GASTREGHINI LIBERTAS JESI: Barocci V., Cardinali G., Carnali E., Cinti F., Fioranelli A. ,Girini F.,Melchiorri A. , Paoletti A., Simoni S. , Valentini S., Olivi E., Branchesi E. All. Romagnoli, vice Vasconi
ARBITRO: Casciato
Parziali: 25-17, 13-25, 18-25, 25-21, 15-11
Jesi: Un risultato sostanzialmente equilibrato ma con frazioni di gioco di volta in volta dominate da una parte o dall'altra. Una Libertas all'esordio in casa, in un impianto sportivo differente dall'anno passato e in cui si allena raramente, si trova di fronte una squadra di atlete esperte e smaliziate con un potenziale d'attacco non indifferente.
Un primo set in cui tutti i meccanismi della Libertas, provati e riprovati dal mister durante la settimana, funzionano perfettamente nelle fila della Libertas e lasciano la Futura con soli 17 punti e incapace di entrare in partita.
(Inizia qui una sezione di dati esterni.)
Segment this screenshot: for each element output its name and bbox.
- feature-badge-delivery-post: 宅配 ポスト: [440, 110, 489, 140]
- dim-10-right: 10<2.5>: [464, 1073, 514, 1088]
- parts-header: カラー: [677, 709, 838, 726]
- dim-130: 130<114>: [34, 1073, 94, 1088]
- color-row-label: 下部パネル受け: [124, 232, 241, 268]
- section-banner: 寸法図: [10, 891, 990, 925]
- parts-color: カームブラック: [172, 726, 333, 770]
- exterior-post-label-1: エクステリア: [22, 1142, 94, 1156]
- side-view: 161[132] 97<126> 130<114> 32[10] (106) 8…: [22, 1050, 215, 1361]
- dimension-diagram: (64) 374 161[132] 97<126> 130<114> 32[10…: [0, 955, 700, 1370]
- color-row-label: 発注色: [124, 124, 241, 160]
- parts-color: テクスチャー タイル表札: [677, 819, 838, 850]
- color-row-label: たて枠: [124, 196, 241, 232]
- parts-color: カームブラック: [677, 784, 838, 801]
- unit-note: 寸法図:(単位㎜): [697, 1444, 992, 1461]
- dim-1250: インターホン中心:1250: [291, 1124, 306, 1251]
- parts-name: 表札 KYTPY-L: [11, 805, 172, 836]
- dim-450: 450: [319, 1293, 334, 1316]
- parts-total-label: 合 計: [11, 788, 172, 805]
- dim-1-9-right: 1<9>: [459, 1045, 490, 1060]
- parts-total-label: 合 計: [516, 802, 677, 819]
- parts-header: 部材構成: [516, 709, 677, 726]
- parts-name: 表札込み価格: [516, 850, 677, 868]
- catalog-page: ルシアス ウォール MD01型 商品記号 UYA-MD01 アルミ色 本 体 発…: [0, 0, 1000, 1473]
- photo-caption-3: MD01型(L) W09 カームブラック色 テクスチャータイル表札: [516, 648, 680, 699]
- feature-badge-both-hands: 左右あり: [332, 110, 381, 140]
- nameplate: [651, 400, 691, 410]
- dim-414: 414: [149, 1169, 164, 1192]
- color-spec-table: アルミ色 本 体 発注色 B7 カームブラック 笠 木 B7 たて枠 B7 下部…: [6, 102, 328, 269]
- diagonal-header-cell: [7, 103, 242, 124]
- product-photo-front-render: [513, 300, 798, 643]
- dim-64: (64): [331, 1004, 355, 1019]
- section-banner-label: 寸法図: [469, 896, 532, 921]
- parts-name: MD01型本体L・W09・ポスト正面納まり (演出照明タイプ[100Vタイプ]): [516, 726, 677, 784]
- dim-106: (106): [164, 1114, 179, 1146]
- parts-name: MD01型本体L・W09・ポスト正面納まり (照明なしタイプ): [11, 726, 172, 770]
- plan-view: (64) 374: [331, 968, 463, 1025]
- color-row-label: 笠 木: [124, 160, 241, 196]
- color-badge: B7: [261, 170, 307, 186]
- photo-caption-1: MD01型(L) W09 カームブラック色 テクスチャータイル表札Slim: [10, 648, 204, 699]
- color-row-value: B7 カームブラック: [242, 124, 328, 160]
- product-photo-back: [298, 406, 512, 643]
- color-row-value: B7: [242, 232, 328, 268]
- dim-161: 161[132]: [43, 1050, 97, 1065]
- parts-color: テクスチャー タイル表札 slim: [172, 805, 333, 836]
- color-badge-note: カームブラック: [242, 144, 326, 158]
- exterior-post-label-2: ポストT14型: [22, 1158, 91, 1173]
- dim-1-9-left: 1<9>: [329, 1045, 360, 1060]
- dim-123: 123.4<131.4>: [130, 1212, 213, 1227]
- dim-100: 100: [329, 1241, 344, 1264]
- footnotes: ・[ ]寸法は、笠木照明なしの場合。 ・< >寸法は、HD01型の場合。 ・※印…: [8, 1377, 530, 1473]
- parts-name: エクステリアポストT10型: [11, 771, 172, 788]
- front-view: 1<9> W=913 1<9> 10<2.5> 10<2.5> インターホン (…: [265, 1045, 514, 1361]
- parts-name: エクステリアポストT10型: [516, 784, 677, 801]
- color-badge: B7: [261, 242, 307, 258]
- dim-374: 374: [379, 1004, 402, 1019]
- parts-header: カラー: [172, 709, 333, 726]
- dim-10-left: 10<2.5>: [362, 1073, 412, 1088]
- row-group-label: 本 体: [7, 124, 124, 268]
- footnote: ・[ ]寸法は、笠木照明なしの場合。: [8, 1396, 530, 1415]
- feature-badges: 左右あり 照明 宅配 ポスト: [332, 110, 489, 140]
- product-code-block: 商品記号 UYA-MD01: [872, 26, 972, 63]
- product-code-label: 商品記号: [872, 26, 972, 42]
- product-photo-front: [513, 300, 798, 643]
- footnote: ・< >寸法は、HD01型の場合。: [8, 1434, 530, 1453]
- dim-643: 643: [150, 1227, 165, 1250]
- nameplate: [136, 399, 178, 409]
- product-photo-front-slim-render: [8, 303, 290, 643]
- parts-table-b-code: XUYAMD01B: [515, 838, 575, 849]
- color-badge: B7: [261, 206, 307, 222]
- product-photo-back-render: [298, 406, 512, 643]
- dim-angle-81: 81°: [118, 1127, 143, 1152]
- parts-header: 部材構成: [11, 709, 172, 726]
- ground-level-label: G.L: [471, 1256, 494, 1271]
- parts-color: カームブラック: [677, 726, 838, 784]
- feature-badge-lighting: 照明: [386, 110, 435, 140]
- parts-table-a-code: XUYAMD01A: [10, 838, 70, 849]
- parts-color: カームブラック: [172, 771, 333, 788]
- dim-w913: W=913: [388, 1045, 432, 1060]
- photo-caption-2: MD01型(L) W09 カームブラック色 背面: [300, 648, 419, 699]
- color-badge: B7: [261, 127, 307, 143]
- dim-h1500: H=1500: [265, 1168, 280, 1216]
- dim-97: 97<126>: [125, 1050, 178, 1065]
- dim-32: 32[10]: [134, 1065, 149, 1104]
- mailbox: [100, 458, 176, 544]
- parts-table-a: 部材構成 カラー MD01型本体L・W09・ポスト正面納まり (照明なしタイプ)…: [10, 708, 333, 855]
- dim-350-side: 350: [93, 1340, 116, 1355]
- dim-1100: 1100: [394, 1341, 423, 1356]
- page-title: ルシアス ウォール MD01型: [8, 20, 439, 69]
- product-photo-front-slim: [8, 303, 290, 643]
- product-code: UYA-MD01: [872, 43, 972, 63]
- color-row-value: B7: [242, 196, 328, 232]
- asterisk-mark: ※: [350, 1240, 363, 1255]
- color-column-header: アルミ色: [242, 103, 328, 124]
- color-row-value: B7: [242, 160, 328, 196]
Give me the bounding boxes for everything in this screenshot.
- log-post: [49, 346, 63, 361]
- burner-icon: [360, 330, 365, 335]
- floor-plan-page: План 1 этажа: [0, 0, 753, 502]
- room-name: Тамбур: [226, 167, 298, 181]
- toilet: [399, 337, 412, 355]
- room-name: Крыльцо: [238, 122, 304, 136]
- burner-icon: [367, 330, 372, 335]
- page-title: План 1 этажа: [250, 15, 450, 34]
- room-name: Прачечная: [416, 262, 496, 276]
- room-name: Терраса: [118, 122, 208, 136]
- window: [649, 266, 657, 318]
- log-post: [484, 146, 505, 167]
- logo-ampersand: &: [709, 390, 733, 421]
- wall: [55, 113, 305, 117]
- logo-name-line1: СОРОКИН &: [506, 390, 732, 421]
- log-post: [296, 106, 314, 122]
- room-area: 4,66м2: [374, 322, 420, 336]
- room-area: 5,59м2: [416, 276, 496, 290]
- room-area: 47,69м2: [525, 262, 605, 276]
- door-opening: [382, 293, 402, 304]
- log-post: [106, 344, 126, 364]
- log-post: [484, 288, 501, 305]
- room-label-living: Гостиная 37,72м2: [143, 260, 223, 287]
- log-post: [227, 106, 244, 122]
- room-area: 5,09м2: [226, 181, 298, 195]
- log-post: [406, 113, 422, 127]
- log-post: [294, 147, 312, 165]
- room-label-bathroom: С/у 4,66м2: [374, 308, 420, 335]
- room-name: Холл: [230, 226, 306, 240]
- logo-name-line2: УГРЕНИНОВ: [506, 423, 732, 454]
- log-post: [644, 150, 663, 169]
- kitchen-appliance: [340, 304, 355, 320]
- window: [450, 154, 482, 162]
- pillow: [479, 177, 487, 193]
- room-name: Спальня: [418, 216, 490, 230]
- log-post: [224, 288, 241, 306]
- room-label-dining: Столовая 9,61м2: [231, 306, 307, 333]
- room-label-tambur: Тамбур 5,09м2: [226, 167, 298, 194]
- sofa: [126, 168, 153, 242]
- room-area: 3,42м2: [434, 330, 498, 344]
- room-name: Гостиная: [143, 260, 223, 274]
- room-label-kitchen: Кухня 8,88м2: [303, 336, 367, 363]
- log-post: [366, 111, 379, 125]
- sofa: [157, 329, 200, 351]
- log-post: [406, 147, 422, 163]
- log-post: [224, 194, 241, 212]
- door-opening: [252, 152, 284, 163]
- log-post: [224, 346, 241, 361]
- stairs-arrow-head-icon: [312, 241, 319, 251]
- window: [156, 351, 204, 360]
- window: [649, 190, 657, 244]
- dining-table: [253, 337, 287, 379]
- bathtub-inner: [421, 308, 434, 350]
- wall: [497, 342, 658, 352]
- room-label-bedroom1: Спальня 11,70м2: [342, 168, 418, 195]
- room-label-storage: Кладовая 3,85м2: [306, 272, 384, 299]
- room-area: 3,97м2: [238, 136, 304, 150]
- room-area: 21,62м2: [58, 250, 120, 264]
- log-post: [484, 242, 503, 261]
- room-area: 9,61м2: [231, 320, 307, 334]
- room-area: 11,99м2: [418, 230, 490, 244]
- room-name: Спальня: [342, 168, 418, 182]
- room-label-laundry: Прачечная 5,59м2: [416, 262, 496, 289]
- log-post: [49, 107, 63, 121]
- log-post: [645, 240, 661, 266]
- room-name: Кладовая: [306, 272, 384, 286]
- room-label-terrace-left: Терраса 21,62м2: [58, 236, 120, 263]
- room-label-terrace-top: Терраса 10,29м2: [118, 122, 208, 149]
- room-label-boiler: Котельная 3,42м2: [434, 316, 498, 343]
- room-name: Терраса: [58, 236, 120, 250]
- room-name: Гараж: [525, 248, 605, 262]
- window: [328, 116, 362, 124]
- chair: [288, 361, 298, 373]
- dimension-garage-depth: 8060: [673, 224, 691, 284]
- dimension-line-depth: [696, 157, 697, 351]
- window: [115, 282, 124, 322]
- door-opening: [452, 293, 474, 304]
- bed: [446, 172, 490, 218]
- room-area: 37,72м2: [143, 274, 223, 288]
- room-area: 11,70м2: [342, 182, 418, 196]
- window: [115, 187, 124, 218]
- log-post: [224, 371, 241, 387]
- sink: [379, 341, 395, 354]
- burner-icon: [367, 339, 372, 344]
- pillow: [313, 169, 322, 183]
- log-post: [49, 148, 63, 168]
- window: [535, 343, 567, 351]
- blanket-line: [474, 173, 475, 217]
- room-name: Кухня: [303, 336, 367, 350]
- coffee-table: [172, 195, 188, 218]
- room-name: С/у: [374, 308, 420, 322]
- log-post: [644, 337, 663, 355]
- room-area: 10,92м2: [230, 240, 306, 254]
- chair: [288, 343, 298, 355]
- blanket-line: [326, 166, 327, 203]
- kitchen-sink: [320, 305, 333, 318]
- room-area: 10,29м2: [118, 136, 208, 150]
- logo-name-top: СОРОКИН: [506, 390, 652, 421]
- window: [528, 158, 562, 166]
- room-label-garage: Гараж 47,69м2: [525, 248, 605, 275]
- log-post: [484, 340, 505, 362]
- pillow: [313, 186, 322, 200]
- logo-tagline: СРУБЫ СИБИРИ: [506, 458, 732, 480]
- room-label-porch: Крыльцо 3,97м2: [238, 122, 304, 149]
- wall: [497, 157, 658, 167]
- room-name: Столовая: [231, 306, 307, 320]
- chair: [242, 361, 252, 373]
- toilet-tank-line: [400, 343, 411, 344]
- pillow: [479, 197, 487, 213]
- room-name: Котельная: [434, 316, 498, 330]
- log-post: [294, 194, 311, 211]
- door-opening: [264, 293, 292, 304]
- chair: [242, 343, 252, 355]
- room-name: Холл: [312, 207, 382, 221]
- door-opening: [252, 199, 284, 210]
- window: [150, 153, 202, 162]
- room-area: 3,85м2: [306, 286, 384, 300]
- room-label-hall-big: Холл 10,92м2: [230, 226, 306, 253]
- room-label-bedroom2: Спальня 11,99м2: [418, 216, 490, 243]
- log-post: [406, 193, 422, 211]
E' però un set che, purtroppo, illude la squadra di casa e fa suonare la sveglia alla squadra ospite. Sembra di vedere un'altra partita nel secondo e terzo set; il Tolentino, squadra che saprà sicuramente farsi valere nel prosieguo del campionato, dimostra un'ottima padronanza di tutti i fondamentali, soprattutto servizio e attacco, e condotta dalla palleggiatrice Bellini, molto precisa anche se prevedibile, chiude con punteggi netti i set. Nella Libertas sembra non funzionare più nulla e l'imprecisione in ricezione e difesa determina, a cascata, l'insicurezza della palleggatrice e il timore delle schiacciatrici che devono anche superare muri alti e ben composti; il servizio, a differenza degli avversari, è poco incisivo. Il quarto set sembra ricalcare i precedenti e illude le tolentinati di poter portare a casa il bottino pieno. A suionare la sveglia, questa volta, sono il mister Romagnoli, con sapienti istruzioni e precisi cambi, e le jesine che ritrovano orgoglio ed agonismo. Torna la ricezione, è molto più sicura la Paoletti nel distribuire il gioco soprattutto verso le centrali, la giovane Valentini entra e, per nulla intimorita, chiude punti importanti, le centrali dimostrano la propria grinta, fanno spesso punto e portano via il muro dalle schiacciatrici che riacquistano fiducia. Scene finali di nervosismo delle avversarie che non ci stanno a perdere una partita che erano convinte di avere in pugno.